National electricity rates are likely to decline due to the falling cost of international crude oil which has lowered Taiwan Power Co’s (Taipower, 台電) power generation costs, the Ministry of Economic Affairs said yesterday.
“The average oil price — about US$51 per barrel in October last year — has dropped to US$40, hence there is room for Taipower to cut electricity rates,” Bureau of Energy Director-General Lin Chuan-neng (林全能) told a news conference.
Lin said the scale of the rate cuts would be decided by an electricity pricing review committee on March 15, with the new rates taking effect on April 1 and running through October.
The current average rate is NT$2.8852 per kilowatt-hour (kWh), Taipower data showed.
Due to declining fuel costs, Taipower’s net profit reached NT$61.8 billion (US$1.86 billion) last year, exceeding the electricity pricing formula’s “reasonable profit” by NT$34 billion, Lin said.
The electricity rates review committee has been discussing how Taipower should utilize the NT$34 billion, Lin said.
The committee might request the state-run utility share the NT$34 billion with the public by refunding households, Lin said.
However, some members propose setting up a special account which would allow Taipower to absorb future rises in power generation costs without resorting to raising electricity rates, Lin said.

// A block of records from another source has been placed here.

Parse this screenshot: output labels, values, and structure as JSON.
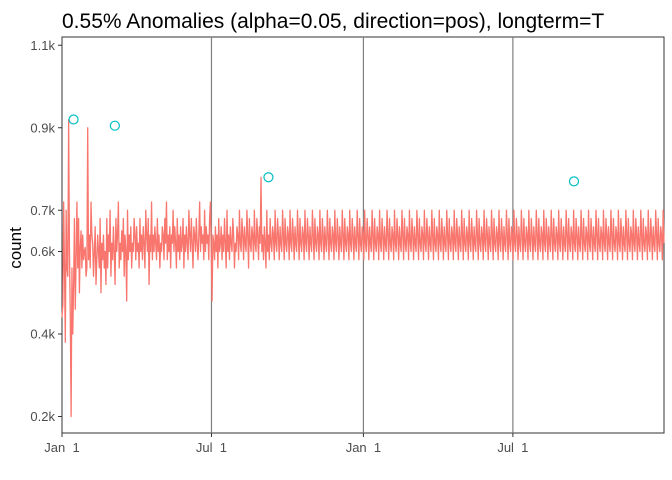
{
  "chart_data": {
    "type": "line",
    "title": "0.55% Anomalies (alpha=0.05, direction=pos), longterm=T",
    "xlabel": "",
    "ylabel": "count",
    "x_ticks": [
      "Jan  1",
      "Jul  1",
      "Jan  1",
      "Jul  1"
    ],
    "x_tick_days": [
      0,
      181,
      365,
      546
    ],
    "x_range_days": [
      0,
      729
    ],
    "vertical_lines_days": [
      181,
      365,
      546
    ],
    "y_ticks": [
      200,
      400,
      600,
      700,
      900,
      1100
    ],
    "y_tick_labels": [
      "0.2k",
      "0.4k",
      "0.6k",
      "0.7k",
      "0.9k",
      "1.1k"
    ],
    "ylim": [
      160,
      1120
    ],
    "grid": false,
    "series": [
      {
        "color": "#f8766d",
        "values": [
          440,
          470,
          720,
          560,
          380,
          700,
          560,
          540,
          920,
          600,
          440,
          200,
          560,
          400,
          520,
          680,
          460,
          580,
          720,
          560,
          680,
          500,
          610,
          650,
          560,
          640,
          580,
          600,
          610,
          540,
          560,
          900,
          580,
          640,
          560,
          720,
          640,
          620,
          540,
          600,
          660,
          520,
          580,
          640,
          600,
          560,
          680,
          500,
          620,
          580,
          640,
          560,
          600,
          520,
          680,
          560,
          640,
          600,
          700,
          540,
          620,
          580,
          660,
          600,
          520,
          680,
          600,
          640,
          720,
          560,
          620,
          580,
          650,
          600,
          680,
          540,
          640,
          600,
          480,
          700,
          580,
          640,
          600,
          660,
          560,
          620,
          600,
          680,
          640,
          580,
          660,
          600,
          620,
          560,
          680,
          600,
          640,
          580,
          660,
          620,
          560,
          700,
          640,
          600,
          680,
          520,
          640,
          600,
          720,
          580,
          640,
          600,
          660,
          620,
          580,
          680,
          600,
          640,
          560,
          620,
          600,
          660,
          640,
          580,
          680,
          620,
          720,
          580,
          640,
          600,
          660,
          560,
          640,
          620,
          700,
          600,
          660,
          620,
          560,
          680,
          600,
          640,
          580,
          660,
          600,
          620,
          680,
          560,
          640,
          600,
          660,
          620,
          580,
          700,
          640,
          600,
          680,
          620,
          560,
          660,
          640,
          600,
          680,
          620,
          580,
          640,
          720,
          600,
          660,
          620,
          640,
          580,
          700,
          600,
          660,
          620,
          640,
          580,
          680,
          720,
          600,
          480,
          640,
          620,
          580,
          660,
          600,
          640,
          560,
          680,
          600,
          620,
          660,
          580,
          640,
          600,
          680,
          620,
          560,
          700,
          600,
          640,
          580,
          660,
          620,
          600,
          680,
          640,
          560,
          620,
          600,
          660,
          640,
          580,
          700,
          620,
          600,
          680,
          640,
          580,
          660,
          620,
          600,
          700,
          640,
          560,
          680,
          620,
          600,
          660,
          640,
          580,
          700,
          620,
          600,
          680,
          640,
          580,
          660,
          620,
          780,
          600,
          640,
          580,
          660,
          620,
          560,
          700,
          600,
          640,
          580,
          680,
          620,
          600,
          660,
          640,
          580,
          700,
          620,
          600,
          680,
          640,
          580,
          660,
          620,
          600,
          700,
          640,
          580,
          680,
          620,
          600,
          660,
          640,
          580,
          700,
          620,
          600,
          680,
          640,
          580,
          660,
          620,
          600,
          700,
          640,
          580,
          680,
          620,
          600,
          660,
          640,
          580,
          700,
          620,
          600,
          680,
          640,
          580,
          660,
          620,
          600,
          700,
          640,
          580,
          680,
          620,
          600,
          660,
          640,
          580,
          700,
          620,
          600,
          680,
          640,
          580,
          660,
          620,
          600,
          700,
          640,
          580,
          680,
          620,
          600,
          660,
          640,
          580,
          700,
          620,
          600,
          680,
          640,
          580,
          660,
          620,
          600,
          700,
          640,
          580,
          680,
          620,
          600,
          660,
          640,
          580,
          700,
          620,
          600,
          680,
          640,
          580,
          660,
          620,
          600,
          700,
          640,
          580,
          680,
          620,
          600,
          660,
          640,
          580,
          700,
          620,
          600,
          680,
          640,
          580,
          660,
          620,
          600,
          700,
          640,
          580,
          680,
          620,
          600,
          660,
          640,
          580,
          700,
          620,
          600,
          680,
          640,
          580,
          660,
          620,
          600,
          700,
          640,
          580,
          680,
          620,
          600,
          660,
          640,
          580,
          700,
          620,
          600,
          680,
          640,
          580,
          660,
          620,
          600,
          700,
          640,
          580,
          680,
          620,
          600,
          660,
          640,
          580,
          700,
          620,
          600,
          680,
          640,
          580,
          660,
          620,
          600,
          700,
          640,
          580,
          680,
          620,
          600,
          660,
          640,
          580,
          700,
          620,
          600,
          680,
          640,
          580,
          660,
          620,
          600,
          700,
          640,
          580,
          680,
          620,
          600,
          660,
          640,
          580,
          700,
          620,
          600,
          680,
          640,
          580,
          660,
          620,
          600,
          700,
          640,
          580,
          680,
          620,
          600,
          660,
          640,
          580,
          700,
          620,
          600,
          680,
          640,
          580,
          660,
          620,
          600,
          700,
          640,
          580,
          680,
          620,
          600,
          660,
          640,
          580,
          700,
          620,
          600,
          680,
          640,
          580,
          660,
          620,
          600,
          700,
          640,
          580,
          680,
          620,
          600,
          660,
          640,
          580,
          700,
          620,
          600,
          680,
          640,
          580,
          660,
          620,
          600,
          700,
          640,
          580,
          680,
          620,
          600,
          660,
          640,
          580,
          700,
          620,
          600,
          680,
          640,
          580,
          660,
          620,
          600,
          700,
          640,
          580,
          680,
          620,
          600,
          660,
          640,
          580,
          700,
          620,
          600,
          680,
          640,
          580,
          660,
          620,
          600,
          700,
          640,
          580,
          680,
          620,
          600,
          660,
          640,
          580,
          700,
          620,
          600,
          680,
          640,
          580,
          660,
          620,
          600,
          700,
          640,
          580,
          680,
          620,
          600,
          660,
          640,
          580,
          700,
          620,
          600,
          680,
          640,
          580,
          660,
          620,
          600,
          700,
          640,
          580,
          680,
          620,
          600,
          660,
          640,
          580,
          700,
          620,
          600,
          680,
          640,
          580,
          660,
          620,
          600,
          700,
          640,
          580,
          680,
          620,
          600,
          660,
          640,
          580,
          700,
          620,
          600,
          680,
          640,
          580,
          660,
          620,
          600,
          700,
          640,
          580,
          680,
          620,
          600,
          660,
          640,
          580,
          700,
          620,
          600,
          680,
          640,
          580,
          660,
          620,
          600,
          700,
          640,
          580,
          680,
          620,
          600,
          660,
          640,
          580,
          700,
          620,
          600,
          680,
          640,
          580,
          660,
          620,
          600,
          700,
          640,
          580,
          680,
          620,
          600,
          660,
          640,
          580,
          700,
          620,
          600,
          680,
          640,
          580,
          660,
          620,
          600,
          700,
          640,
          580,
          680,
          620,
          600,
          660,
          640,
          580,
          700,
          620,
          600,
          680,
          640,
          580,
          660,
          620,
          600,
          700,
          640,
          580,
          680,
          620,
          600,
          660,
          640,
          580,
          700,
          620,
          600,
          680,
          640,
          580,
          660,
          620,
          600,
          700,
          640,
          580,
          680,
          620,
          600,
          660,
          640,
          580,
          700,
          620
        ]
      }
    ],
    "anomalies": {
      "color": "#00bfc4",
      "points": [
        {
          "day": 14,
          "value": 920
        },
        {
          "day": 64,
          "value": 905
        },
        {
          "day": 250,
          "value": 780
        },
        {
          "day": 620,
          "value": 770
        }
      ]
    }
  }
}
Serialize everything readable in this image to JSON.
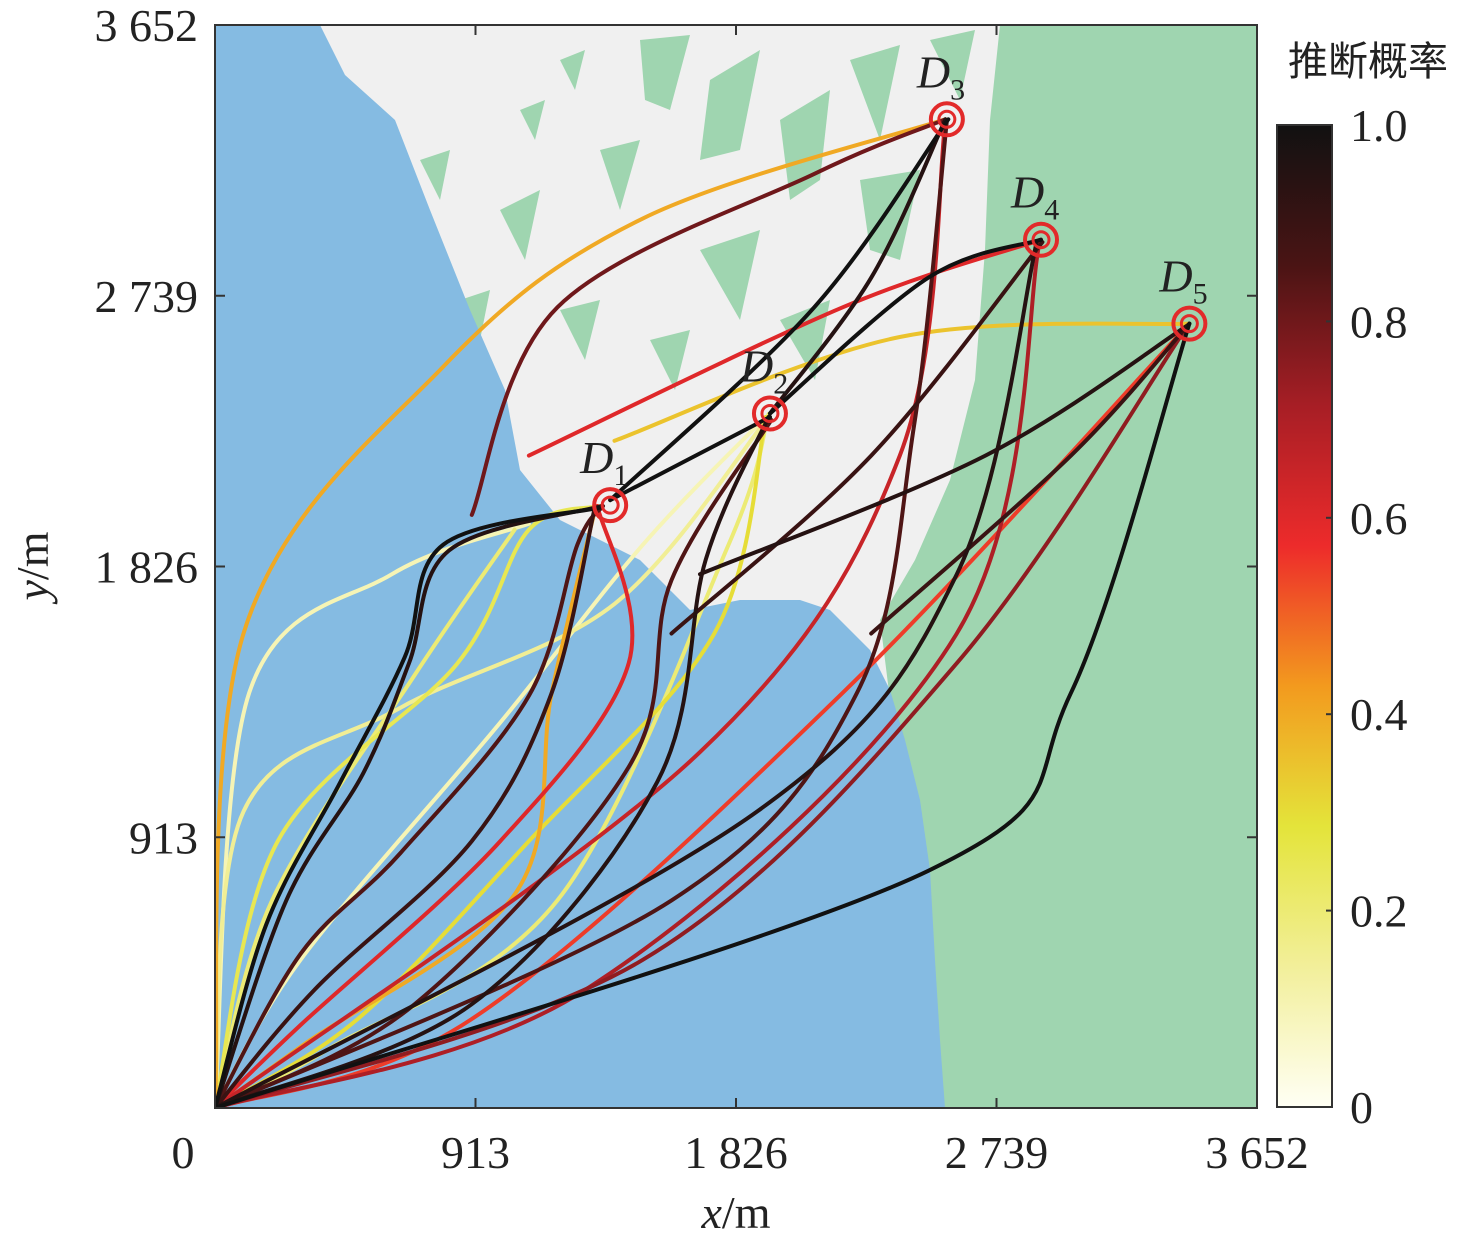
{
  "chart_data": {
    "type": "line",
    "title": "",
    "xlabel_var": "x",
    "xlabel_unit": "/m",
    "ylabel_var": "y",
    "ylabel_unit": "/m",
    "xlim": [
      0,
      3652
    ],
    "ylim": [
      0,
      3652
    ],
    "xticks": [
      0,
      913,
      1826,
      2739,
      3652
    ],
    "xtick_labels": [
      "0",
      "913",
      "1 826",
      "2 739",
      "3 652"
    ],
    "yticks": [
      913,
      1826,
      2739,
      3652
    ],
    "ytick_labels": [
      "913",
      "1 826",
      "2 739",
      "3 652"
    ],
    "colorbar": {
      "title": "推断概率",
      "range": [
        0,
        1
      ],
      "ticks": [
        0,
        0.2,
        0.4,
        0.6,
        0.8,
        1.0
      ],
      "tick_labels": [
        "0",
        "0.2",
        "0.4",
        "0.6",
        "0.8",
        "1.0"
      ],
      "colormap": [
        "#fffff4",
        "#f2ef9a",
        "#e4e43a",
        "#f39a1e",
        "#ed2b2b",
        "#a71e25",
        "#4a1414",
        "#111111"
      ]
    },
    "background": {
      "sea_color": "#85bbe2",
      "land_color": "#f0f0f0",
      "forest_color": "#9fd5b0"
    },
    "destinations": [
      {
        "name": "D",
        "sub": "1",
        "x": 1385,
        "y": 2033
      },
      {
        "name": "D",
        "sub": "2",
        "x": 1945,
        "y": 2342
      },
      {
        "name": "D",
        "sub": "3",
        "x": 2565,
        "y": 3334
      },
      {
        "name": "D",
        "sub": "4",
        "x": 2895,
        "y": 2928
      },
      {
        "name": "D",
        "sub": "5",
        "x": 3415,
        "y": 2645
      }
    ],
    "series": [
      {
        "dest": 1,
        "p": 1.0,
        "pts": [
          [
            0,
            0
          ],
          [
            180,
            620
          ],
          [
            440,
            1100
          ],
          [
            665,
            1520
          ],
          [
            800,
            1900
          ],
          [
            1350,
            2025
          ]
        ]
      },
      {
        "dest": 1,
        "p": 0.95,
        "pts": [
          [
            0,
            0
          ],
          [
            250,
            700
          ],
          [
            520,
            1130
          ],
          [
            680,
            1500
          ],
          [
            820,
            1880
          ],
          [
            1355,
            2030
          ]
        ]
      },
      {
        "dest": 1,
        "p": 0.85,
        "pts": [
          [
            0,
            0
          ],
          [
            300,
            520
          ],
          [
            650,
            860
          ],
          [
            1100,
            1390
          ],
          [
            1270,
            1900
          ],
          [
            1360,
            2030
          ]
        ]
      },
      {
        "dest": 1,
        "p": 0.9,
        "pts": [
          [
            0,
            0
          ],
          [
            350,
            400
          ],
          [
            900,
            900
          ],
          [
            1180,
            1400
          ],
          [
            1330,
            2020
          ]
        ]
      },
      {
        "dest": 1,
        "p": 0.6,
        "pts": [
          [
            0,
            0
          ],
          [
            300,
            280
          ],
          [
            1000,
            900
          ],
          [
            1450,
            1500
          ],
          [
            1340,
            2030
          ]
        ]
      },
      {
        "dest": 1,
        "p": 0.4,
        "pts": [
          [
            0,
            0
          ],
          [
            320,
            220
          ],
          [
            1050,
            720
          ],
          [
            1180,
            1400
          ],
          [
            1330,
            2010
          ]
        ]
      },
      {
        "dest": 1,
        "p": 0.25,
        "pts": [
          [
            0,
            0
          ],
          [
            220,
            900
          ],
          [
            850,
            1500
          ],
          [
            1100,
            1950
          ],
          [
            1350,
            2030
          ]
        ]
      },
      {
        "dest": 1,
        "p": 0.1,
        "pts": [
          [
            0,
            0
          ],
          [
            120,
            1400
          ],
          [
            620,
            1800
          ],
          [
            1100,
            1970
          ]
        ]
      },
      {
        "dest": 1,
        "p": 0.2,
        "pts": [
          [
            0,
            0
          ],
          [
            200,
            700
          ],
          [
            700,
            1460
          ],
          [
            1050,
            1950
          ]
        ]
      },
      {
        "dest": 2,
        "p": 1.0,
        "pts": [
          [
            1385,
            2050
          ],
          [
            1945,
            2330
          ]
        ]
      },
      {
        "dest": 2,
        "p": 0.95,
        "pts": [
          [
            0,
            0
          ],
          [
            900,
            350
          ],
          [
            1550,
            1100
          ],
          [
            1720,
            1850
          ],
          [
            1940,
            2330
          ]
        ]
      },
      {
        "dest": 2,
        "p": 0.85,
        "pts": [
          [
            0,
            0
          ],
          [
            700,
            350
          ],
          [
            1450,
            1150
          ],
          [
            1600,
            1780
          ],
          [
            1950,
            2320
          ]
        ]
      },
      {
        "dest": 2,
        "p": 0.3,
        "pts": [
          [
            0,
            0
          ],
          [
            500,
            300
          ],
          [
            1100,
            900
          ],
          [
            1750,
            1600
          ],
          [
            1930,
            2330
          ]
        ]
      },
      {
        "dest": 2,
        "p": 0.2,
        "pts": [
          [
            0,
            0
          ],
          [
            400,
            200
          ],
          [
            1200,
            700
          ],
          [
            1800,
            1900
          ],
          [
            1940,
            2340
          ]
        ]
      },
      {
        "dest": 2,
        "p": 0.15,
        "pts": [
          [
            0,
            0
          ],
          [
            100,
            1000
          ],
          [
            650,
            1350
          ],
          [
            1400,
            1700
          ],
          [
            1940,
            2330
          ]
        ]
      },
      {
        "dest": 2,
        "p": 0.1,
        "pts": [
          [
            0,
            0
          ],
          [
            300,
            500
          ],
          [
            1000,
            1300
          ],
          [
            1500,
            1900
          ],
          [
            1930,
            2330
          ]
        ]
      },
      {
        "dest": 3,
        "p": 1.0,
        "pts": [
          [
            1385,
            2050
          ],
          [
            2100,
            2700
          ],
          [
            2570,
            3334
          ]
        ]
      },
      {
        "dest": 3,
        "p": 0.95,
        "pts": [
          [
            1945,
            2342
          ],
          [
            2300,
            2800
          ],
          [
            2560,
            3334
          ]
        ]
      },
      {
        "dest": 3,
        "p": 0.85,
        "pts": [
          [
            0,
            0
          ],
          [
            1600,
            700
          ],
          [
            2250,
            1400
          ],
          [
            2450,
            2300
          ],
          [
            2565,
            3330
          ]
        ]
      },
      {
        "dest": 3,
        "p": 0.65,
        "pts": [
          [
            0,
            0
          ],
          [
            1700,
            1200
          ],
          [
            2400,
            2200
          ],
          [
            2560,
            3330
          ]
        ]
      },
      {
        "dest": 3,
        "p": 0.4,
        "pts": [
          [
            0,
            0
          ],
          [
            100,
            1600
          ],
          [
            800,
            2500
          ],
          [
            1500,
            3000
          ],
          [
            2560,
            3334
          ]
        ]
      },
      {
        "dest": 3,
        "p": 0.8,
        "pts": [
          [
            900,
            2000
          ],
          [
            1200,
            2700
          ],
          [
            2100,
            3150
          ],
          [
            2560,
            3334
          ]
        ]
      },
      {
        "dest": 4,
        "p": 1.0,
        "pts": [
          [
            1945,
            2342
          ],
          [
            2500,
            2800
          ],
          [
            2895,
            2928
          ]
        ]
      },
      {
        "dest": 4,
        "p": 0.95,
        "pts": [
          [
            0,
            0
          ],
          [
            1900,
            1000
          ],
          [
            2600,
            1800
          ],
          [
            2880,
            2920
          ]
        ]
      },
      {
        "dest": 4,
        "p": 0.9,
        "pts": [
          [
            1600,
            1600
          ],
          [
            2300,
            2200
          ],
          [
            2900,
            2920
          ]
        ]
      },
      {
        "dest": 4,
        "p": 0.7,
        "pts": [
          [
            0,
            0
          ],
          [
            1300,
            400
          ],
          [
            2600,
            1600
          ],
          [
            2890,
            2920
          ]
        ]
      },
      {
        "dest": 4,
        "p": 0.6,
        "pts": [
          [
            1100,
            2200
          ],
          [
            2200,
            2700
          ],
          [
            2895,
            2928
          ]
        ]
      },
      {
        "dest": 5,
        "p": 1.0,
        "pts": [
          [
            0,
            0
          ],
          [
            2500,
            800
          ],
          [
            3000,
            1400
          ],
          [
            3415,
            2645
          ]
        ]
      },
      {
        "dest": 5,
        "p": 0.95,
        "pts": [
          [
            1700,
            1800
          ],
          [
            2700,
            2200
          ],
          [
            3410,
            2640
          ]
        ]
      },
      {
        "dest": 5,
        "p": 0.9,
        "pts": [
          [
            2300,
            1600
          ],
          [
            3000,
            2200
          ],
          [
            3415,
            2645
          ]
        ]
      },
      {
        "dest": 5,
        "p": 0.75,
        "pts": [
          [
            0,
            0
          ],
          [
            1500,
            500
          ],
          [
            2600,
            1500
          ],
          [
            3410,
            2640
          ]
        ]
      },
      {
        "dest": 5,
        "p": 0.35,
        "pts": [
          [
            1400,
            2250
          ],
          [
            2400,
            2600
          ],
          [
            3415,
            2645
          ]
        ]
      },
      {
        "dest": 5,
        "p": 0.55,
        "pts": [
          [
            0,
            0
          ],
          [
            900,
            300
          ],
          [
            2200,
            1400
          ],
          [
            3410,
            2640
          ]
        ]
      }
    ]
  }
}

Other members argue that Taipower should invest the money in improving the quality of its power supply, he said.
A final decision regarding the issue is to be made by March 15, he added.
Meanwhile, the ministry plans to propose a revised electricity pricing formula to the legislature in the second half of this year, Lin said.
“The ministry still plans to adjust electricity rates every six months, but hopes to add more factors into the pricing scheme to better reflect Taipower’s cost structure,” he said.
That is because the current pricing scheme excludes Taipower’s non-operational costs from its cost structure, which Lin said is not fair to the company.
As Taipower’s price increase is capped at 3 percent every six months, or 6 percent on an annual basis, Lin said it is also not reasonable that there is no limit to rate drops under the current scheme.